A large body of animal and clinical evidence shows that hypoxia exacerbates diaphragm fatigability and can significantly impair the diaphragm’s ability to generate force due to poor muscle tissue oxygenation. Several animal models have shown that hypoxic stress results in significant diaphragm weakness and impairs the muscle’s capacity to generate force. In humans, hypoxia can impair the overall function of the diaphragm and abdominal muscles and contributes to respiratory failure. The Lancet study highlights that functionally disruptive SCN4A variants can impair the ability of respiratory muscles to respond to hypoxia and that this could explain why infants with SCN4A variants are overrepresented in the SIDS cohort. This explanation is aligned with the SIDS-CDF hypothesis which posits that factors that impair respiratory muscle function can increase the risk of SIDS by contributing to the self-reinforcing feedback loop characterized by impaired diaphragm function leading to hypoxia and impaired diaphragm function that can result in critical diaphragm and respiratory failure.

The evidence presented in the Lancet study identifies another possible contributing factor, the functionally disruptive variants of the gene SCN4A, to critical diaphragm failure.
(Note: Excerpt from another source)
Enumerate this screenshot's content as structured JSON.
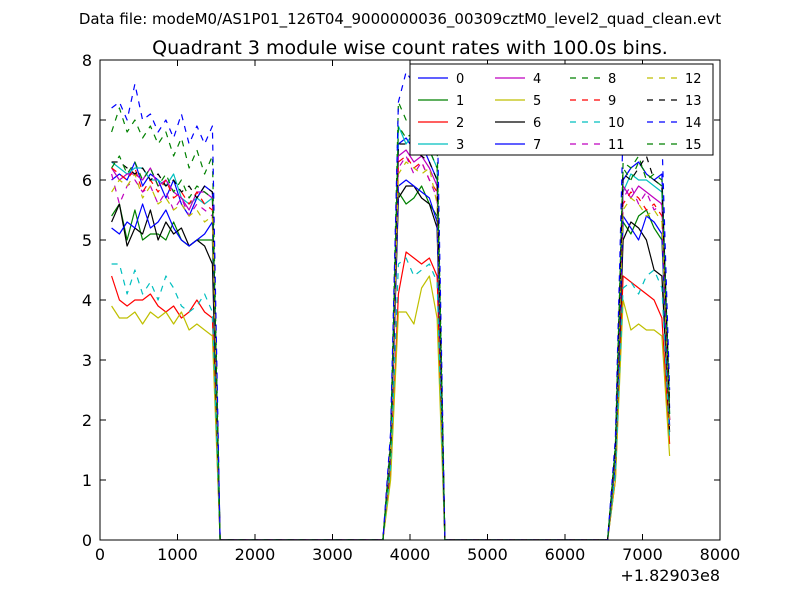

The study provides novel genetic evidence that links respiratory muscle dysfunction and SIDS and highlights the need to investigate the diaphragm in the context of SIDS. It is important to note that correlation does not imply causation, and that the data discussed here does not prove that CDF causes SIDS. However, together with data on the impact of other SIDS risk factors on diaphragm function, the genetic evidence discussed here provides correlational data for the hypothesis that respiratory muscle failure is the underlying cause of death in SIDS.

Future research avenues

Given that the disruptive SCN4A variants were overrepresented in the SIDS cohort compared to ethnically matched controls, that these variants directly affect respiratory muscle function, and that after decades of research there is no commonly accepted explanation for the cause of death in SIDS, the possible role of the diaphragm and CDF in SIDS should be investigated. The SIDS-CDF hypothesis offers a novel research avenue to help explain, or exclude, the role of respiratory muscles in SIDS.